Part 24

609 99 1
                                    

Harvey memacu mobilnya dengan cukup cepat sore ini, berharap ia masih cukup ada waktu untuk sampai di rumah sebelum yang ia khawatirkan terjadi.

Sialnya, baru sekarang Harvey menyadari. Ia sudah berhari-hari tinggal dengan Mio tapi ia tidak tau nomor teleponnya. Ia bahkan nggak bisa menanyakan hal itu ke ibunya sendiri tanpa memicu perang dunia.

Untungnya, ketika Harvey sampai di rumah ia melihat Mio sedang duduk menggerombol dengan para pengurus rumah tangganya di gazebo kecil dekat kolam. Tertawa akrab sambil menikmati rujak bersama-sama.

"Mio?" Panggil Harvey begitu ia keluar dari dalam mobilnya dan melambai-lambaikan tangannya ke arah Mio.

Mio mendongakkan wajah kaget. Senyum dan tawa yang tadi muncul di wajahnya saat bercanda dengan pengurus rumah Harvey mendadak lenyap. Membuat Harvey anehnya merasa jengkel sendiri.

"Mas Harvey sudah pulang njih." Kata Mio begitu ia berdiri di hadapan Harvey dengan kedua tangan langsung terulur sopan kedepan.

Alis Harvey terangkat satu, keheranan, "Kamu ngapain?"

"Mau bawain tas kerja mas Harvey."

Harvey menggertakkan gigi, "Kamu tamu disini. Bukan orang yang bantu ngurus rumah."
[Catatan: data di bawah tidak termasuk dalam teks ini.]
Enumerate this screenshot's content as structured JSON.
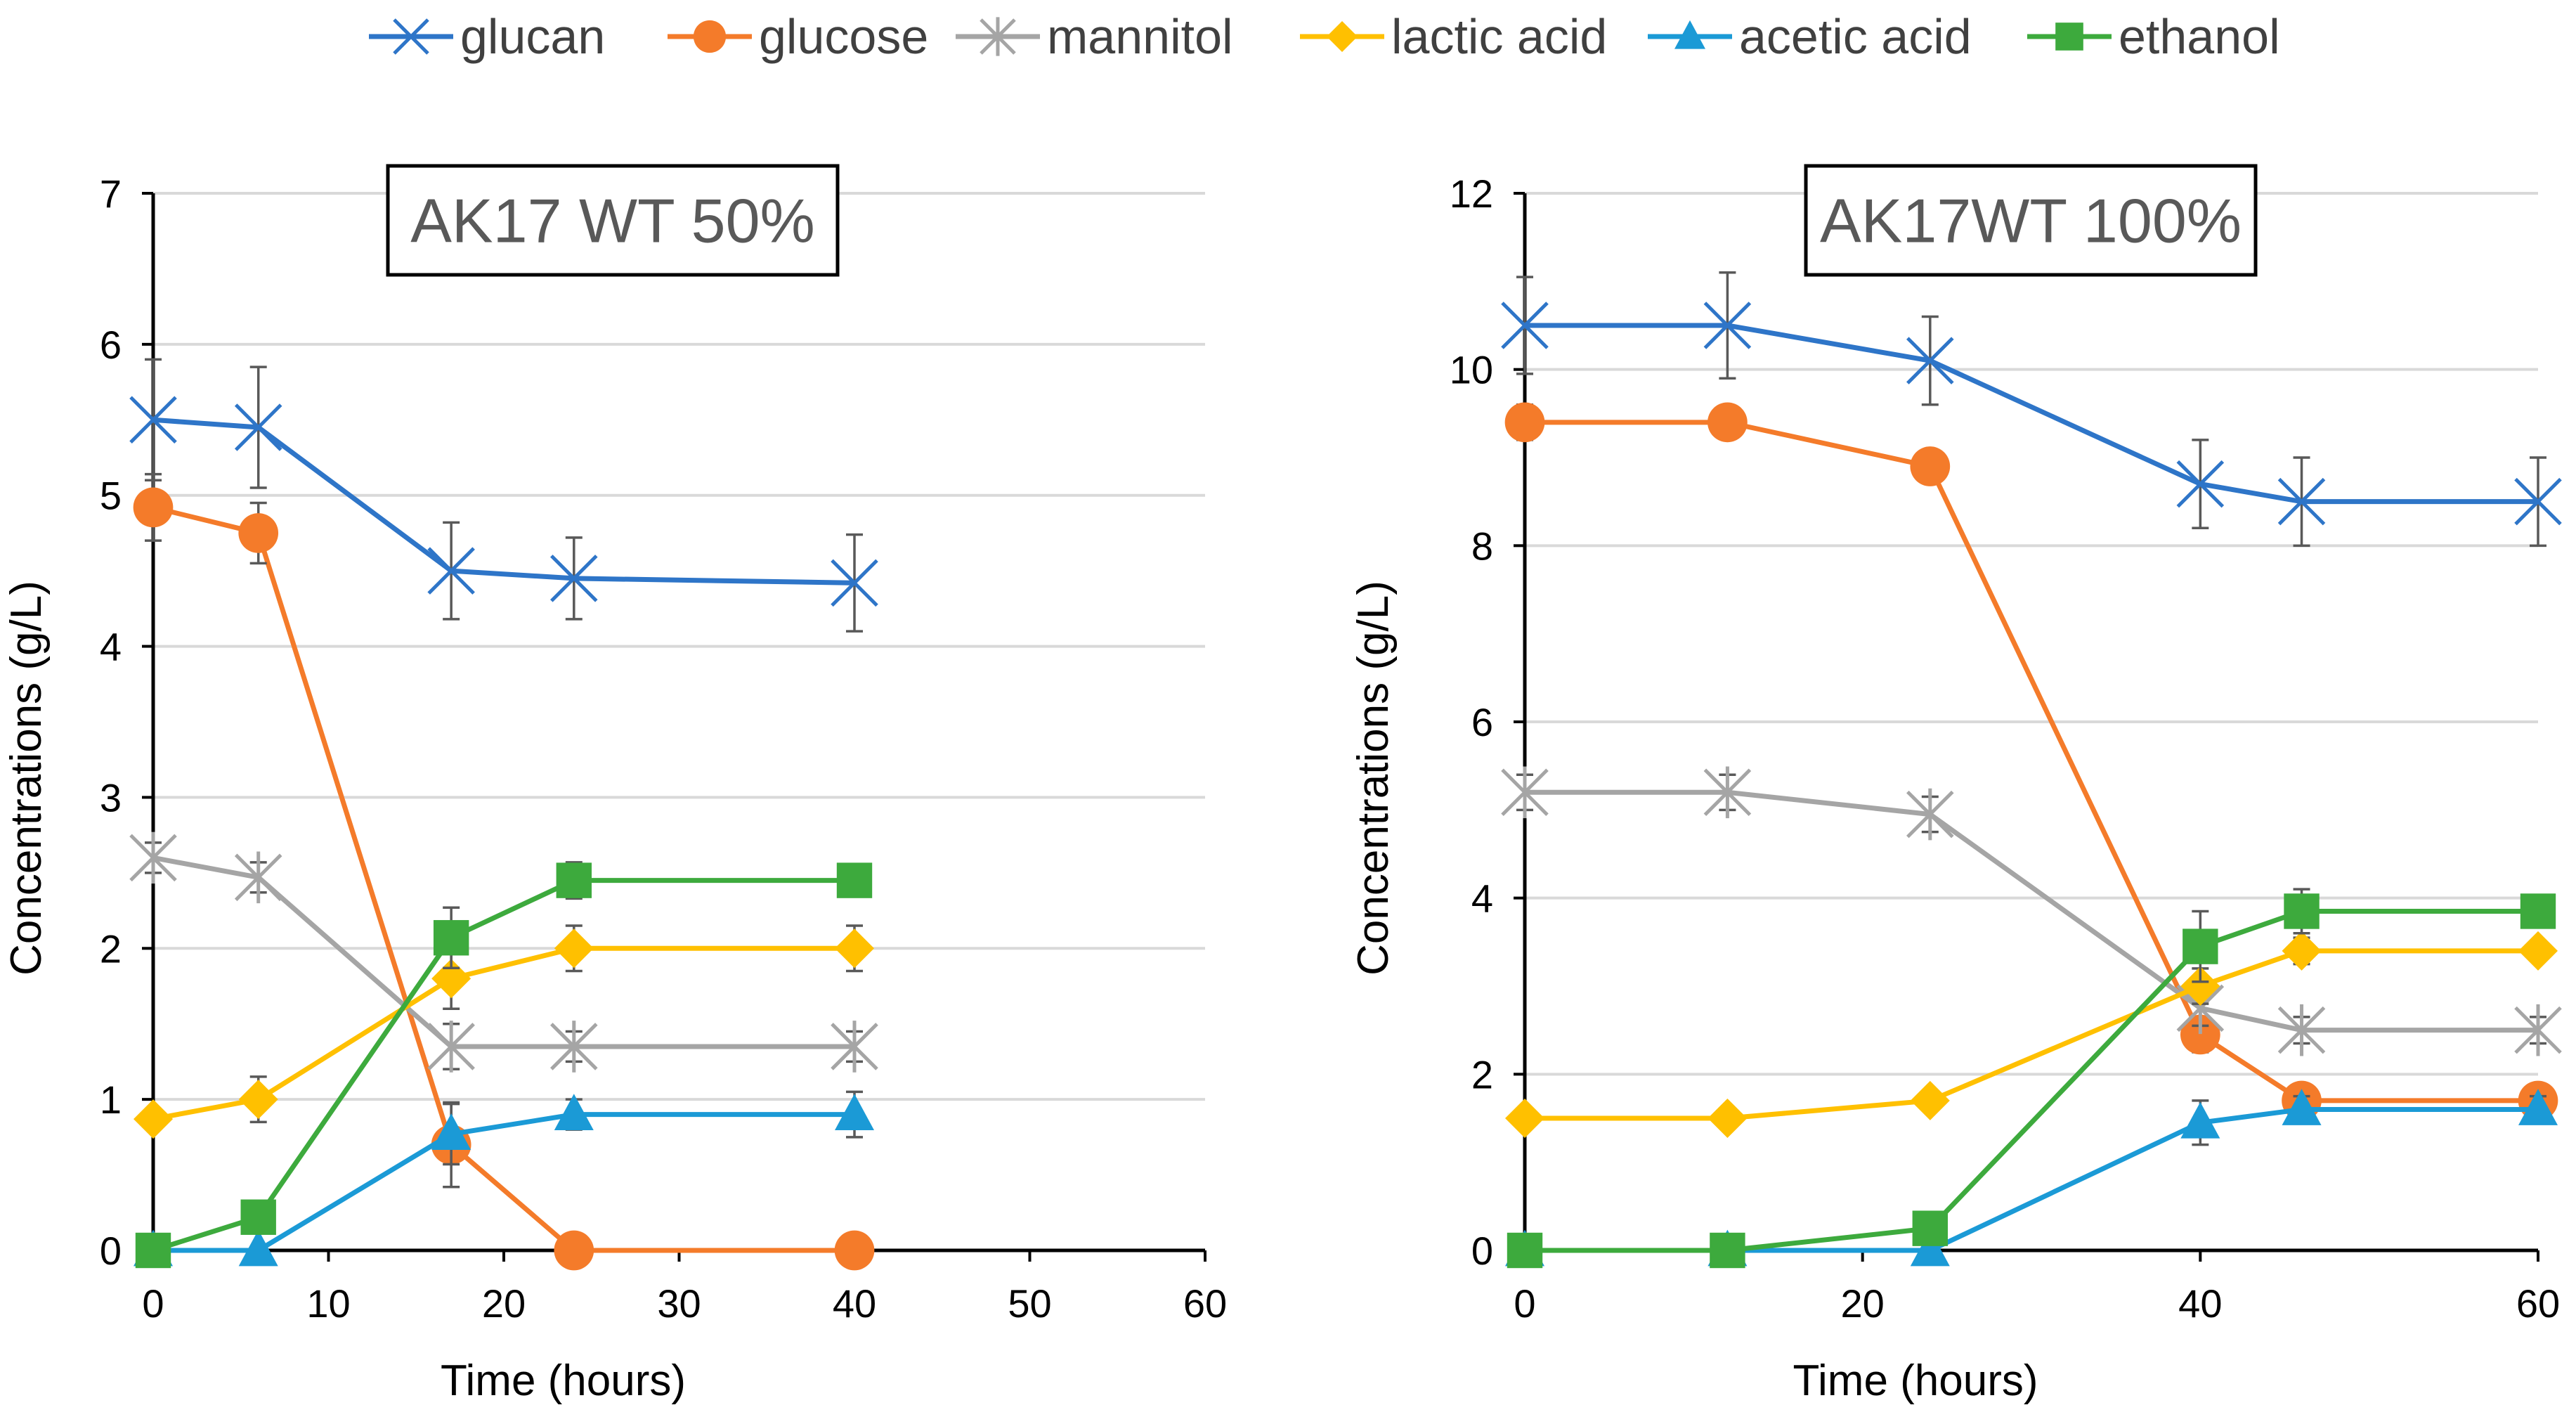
{
  "legend": [
    {
      "name": "glucan",
      "color": "#2E75C8",
      "marker": "x"
    },
    {
      "name": "glucose",
      "color": "#F47B2A",
      "marker": "circle"
    },
    {
      "name": "mannitol",
      "color": "#A5A5A5",
      "marker": "star"
    },
    {
      "name": "lactic acid",
      "color": "#FFC000",
      "marker": "diamond"
    },
    {
      "name": "acetic acid",
      "color": "#1B9AD6",
      "marker": "triangle"
    },
    {
      "name": "ethanol",
      "color": "#3DAA3D",
      "marker": "square"
    }
  ],
  "chart_data": [
    {
      "type": "line",
      "title": "AK17 WT 50%",
      "xlabel": "Time (hours)",
      "ylabel": "Concentrations (g/L)",
      "xlim": [
        0,
        60
      ],
      "ylim": [
        0,
        7
      ],
      "xticks": [
        0,
        10,
        20,
        30,
        40,
        50,
        60
      ],
      "yticks": [
        0,
        1,
        2,
        3,
        4,
        5,
        6,
        7
      ],
      "grid": true,
      "series": [
        {
          "name": "glucan",
          "x": [
            0,
            6,
            17,
            24,
            40
          ],
          "values": [
            5.5,
            5.45,
            4.5,
            4.45,
            4.42
          ],
          "error": [
            0.4,
            0.4,
            0.32,
            0.27,
            0.32
          ]
        },
        {
          "name": "glucose",
          "x": [
            0,
            6,
            17,
            24,
            40
          ],
          "values": [
            4.92,
            4.75,
            0.7,
            0.0,
            0.0
          ],
          "error": [
            0.22,
            0.2,
            0.28,
            0,
            0
          ]
        },
        {
          "name": "mannitol",
          "x": [
            0,
            6,
            17,
            24,
            40
          ],
          "values": [
            2.6,
            2.47,
            1.35,
            1.35,
            1.35
          ],
          "error": [
            0.1,
            0.1,
            0.15,
            0.1,
            0.1
          ]
        },
        {
          "name": "lactic acid",
          "x": [
            0,
            6,
            17,
            24,
            40
          ],
          "values": [
            0.87,
            1.0,
            1.8,
            2.0,
            2.0
          ],
          "error": [
            0.05,
            0.15,
            0.2,
            0.15,
            0.15
          ]
        },
        {
          "name": "acetic acid",
          "x": [
            0,
            6,
            17,
            24,
            40
          ],
          "values": [
            0.0,
            0.0,
            0.77,
            0.9,
            0.9
          ],
          "error": [
            0,
            0,
            0.2,
            0.1,
            0.15
          ]
        },
        {
          "name": "ethanol",
          "x": [
            0,
            6,
            17,
            24,
            40
          ],
          "values": [
            0.0,
            0.22,
            2.07,
            2.45,
            2.45
          ],
          "error": [
            0,
            0.05,
            0.2,
            0.12,
            0.08
          ]
        }
      ]
    },
    {
      "type": "line",
      "title": "AK17WT 100%",
      "xlabel": "Time (hours)",
      "ylabel": "Concentrations (g/L)",
      "xlim": [
        0,
        60
      ],
      "ylim": [
        0,
        12
      ],
      "xticks": [
        0,
        20,
        40,
        60
      ],
      "yticks": [
        0,
        2,
        4,
        6,
        8,
        10,
        12
      ],
      "grid": true,
      "series": [
        {
          "name": "glucan",
          "x": [
            0,
            12,
            24,
            40,
            46,
            60
          ],
          "values": [
            10.5,
            10.5,
            10.1,
            8.7,
            8.5,
            8.5
          ],
          "error": [
            0.55,
            0.6,
            0.5,
            0.5,
            0.5,
            0.5
          ]
        },
        {
          "name": "glucose",
          "x": [
            0,
            12,
            24,
            40,
            46,
            60
          ],
          "values": [
            9.4,
            9.4,
            8.9,
            2.45,
            1.7,
            1.7
          ],
          "error": [
            0.2,
            0.15,
            0.15,
            0.2,
            0.12,
            0.12
          ]
        },
        {
          "name": "mannitol",
          "x": [
            0,
            12,
            24,
            40,
            46,
            60
          ],
          "values": [
            5.2,
            5.2,
            4.95,
            2.75,
            2.5,
            2.5
          ],
          "error": [
            0.2,
            0.2,
            0.2,
            0.2,
            0.15,
            0.15
          ]
        },
        {
          "name": "lactic acid",
          "x": [
            0,
            12,
            24,
            40,
            46,
            60
          ],
          "values": [
            1.5,
            1.5,
            1.7,
            3.0,
            3.4,
            3.4
          ],
          "error": [
            0.05,
            0.05,
            0.1,
            0.2,
            0.15,
            0.1
          ]
        },
        {
          "name": "acetic acid",
          "x": [
            0,
            12,
            24,
            40,
            46,
            60
          ],
          "values": [
            0.0,
            0.0,
            0.0,
            1.45,
            1.6,
            1.6
          ],
          "error": [
            0,
            0,
            0,
            0.25,
            0.15,
            0.15
          ]
        },
        {
          "name": "ethanol",
          "x": [
            0,
            12,
            24,
            40,
            46,
            60
          ],
          "values": [
            0.0,
            0.0,
            0.25,
            3.45,
            3.85,
            3.85
          ],
          "error": [
            0,
            0,
            0.1,
            0.4,
            0.25,
            0.15
          ]
        }
      ]
    }
  ]
}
"Maaf mas." Mio mendongak menatap mata Harvey. Kesalahan fatal. Karena tatapan mata Mio adalah salah satu hal yang paling sangat membangkitkan insting primal Harvey.

"Kamu sudah mandi?"

"Sudah."

"Kalau gitu kamu ikut saya."

"Apa?" Mio mengerjapkan mata, bingung, "Kenapa saya harus ikut mas?"

"Pokoknya kamu jangan di rumah sore ini." Ucap Harvey dan entah kenapa dalam setiap kata yang barusan Harvey ucapkan terlontar dengan nada belepotan seperti orang yang salah tingkah.

"Hah?" Mio menelengkan kepalanya, ekspresinya berubah lucu.

"Ayo berangkat sekarang." Kata Harvey terburu-buru sambil melirik jam tangannya. Ia sungguh-sungguh nggak punya waktu untuk menjelaskan, "Saya harus sampai di poliklinik setengah jam lagi."

Harvey dengan buru-buru menarik pergelangan tangan Mio untuk membawanya segera masuk ke kursi penumpang di jok depan sebelum ia sendiri berputar masuk ke kursi supir. Berusaha cuek dengan pandangan seluruh pengurus rumahnya yang menatapnya tanpa kedip dari gazebo.

"Mas Harvey seharusnya masih kerja ya?" Tanya Mio saat mobil Harvey mulai melaju keluar dari gerbang rumah.

Harvey mengangguk.

"Di rumah sakit yang sama dengan Tante?"

"Nggak. Hari ini saya praktek di Rumah sakit lain."

"Tapi kenapa saya harus ikut?"

"Saya nggak mau kamu di rumah terus."

"Tapi saya belum ngabari ibu kalau saya pergi dengan mas Harvey."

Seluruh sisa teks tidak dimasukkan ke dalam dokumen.